Von Matthias Bosenick (13.12.223)
Die hörbare Ähnlichkeit zu Traffic und anderen hippieesken Beatkapellen versteckt der Schweizer Schlagzeuger mit dem musikalischen Namen Rémy Sträuli gar nicht erst: Er nennt das zweite Album seines Solo-Projektes Yonder Pond „Mole In My Shoe“, was auch dem Humor des Originals noch eines draufsetzt. Mit Schalk im Nacken also, auch erkennbar an den fiktiven Musikern dieses Projektes, macht sich der Mann aus Basel daran, seinen bekifften Vorbildern nachzueifern, und die Pastiche gelingt ihm überzeugend: Beatles, Zappa, Krautrock, Hipperock, Artrock mischt er auf eine Weise zusammen, die es so damals nicht gab – das ist das Glück der Spätgeborenen, die sich bei Bestehendem mehrerer Töpfe bedienen können.
Unharte Rockmusik mit Gitarre, Bass und Schlagzeug – natürlich, der Schlagzeuger ist der Kopf hinter Yonder Pond – ist das Fundament, auf dem Sträuli mit Klavier, Flöten und Streichern arbeitet und die genannten Einflüsse in einen gemeinsamen Kontext bringt. Versponnen kommt einem als Begriff ins Bewusstsein, wenn man die sieben Songs hier hört, und diese Versponnenheit borgt er sich bei Traffic ebenso aus wie bei den Beatles, als sie begannen, mit den Drogen herumzuspielen. Den Britpop-Beat findet man hier ebenfalls wieder, den auch die Kinks und andere englische Kapellen in den Sechzigern den Britpoppern der Neunziger und Nuller schenkten. Die Brüche im Songfluss hat er von den Hippies, die bald hierhin, bald dorthin griffen, um Feen und Elfen einzufangen, und von Frank Zappa, dessen weiße Kaninchen lysergbunt waren und die ihre Haken nicht übers Feld, sondern durch Wurmlöcher schlugen; dieser Einfluss wundert nicht, wenn man weiß, dass Sträuli Mitglied der band Fido Plays Zappa ist.
Die Planeten, die Sträuli da besucht, sind dabei nicht allein zwischen Beat und Hippietum angesiedelt: Klar geben die Flöten einmal einen klaren Hippie-Folk-Ton an, doch kann das Klavier auch den Boogie, die Neoklassik und den Ben Folds, kriegen die Streicher den Bogen weg vom Kitsch hin zu hübschen Popsonguntermalung, generieren Orgeln eine retrofuturistische Siebziger-SciFi-Soundtrack-Anmutung, drücken irgendwelche klassischen Blasinstrumente dem Sound plötzlich etwas Rondo Veneziano auf, driften die Gitarren mal in psychedelische Gefilde. „Mole In My Shoe“ ist eine Wunderkiste.

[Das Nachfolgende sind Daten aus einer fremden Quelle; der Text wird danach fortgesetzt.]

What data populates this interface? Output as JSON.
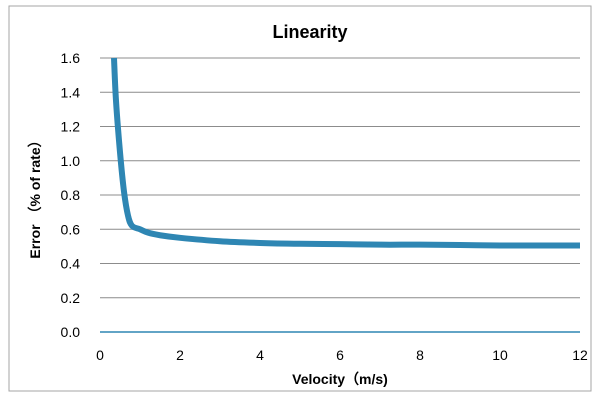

Größte Verwunderung empfindet man vermutlich dafür, dass dabei trotz aller Experimentierfreude auch schöne Songs herauskommen. Können. Eingebettet in den Kreativitätsfluss, den humorbasierten. Den lebte der Spaßvogel auf seinem Debüt „Pondering Aloud“ 2017 noch dergestalt aus, dass man ihn für bare Münze nahm: Yonder Pond sei ein Trio, bestehend aus Schlagzeuger Remily Layne, Sänger Emyr Taurelis und Keyboarder Rembrandt van der Straal, hieß es damals. Nur: Alle drei Personen waren Rémy Sträuli, wie sich rückblickend einigermaßen leicht an den Namen erkennen lässt. Damals glaubte man ihm. Heute hat er noch Gastmusiker dabei: die Gitarristen und Bassisten Pascal Grünenfelder und Stefan Strittmatter von der Band Universe By Ear, die Violinistin Ines Brodbeck und den Flötisten Markus Stauss. In diese Humorschiene passen auch viele Inhalte und Songtitel, abgesehen natürlich vom offensichtlichen Anklang an Traffic im Albumtitel: „Putting Things On Top Of Other Things“ könnte auch ein Sketch von Monty Python sein, eine vierteilige Suite betiteln mit „Suite alors!“ kommt schön aus der Hüfte. Und klingt alles auch noch gut.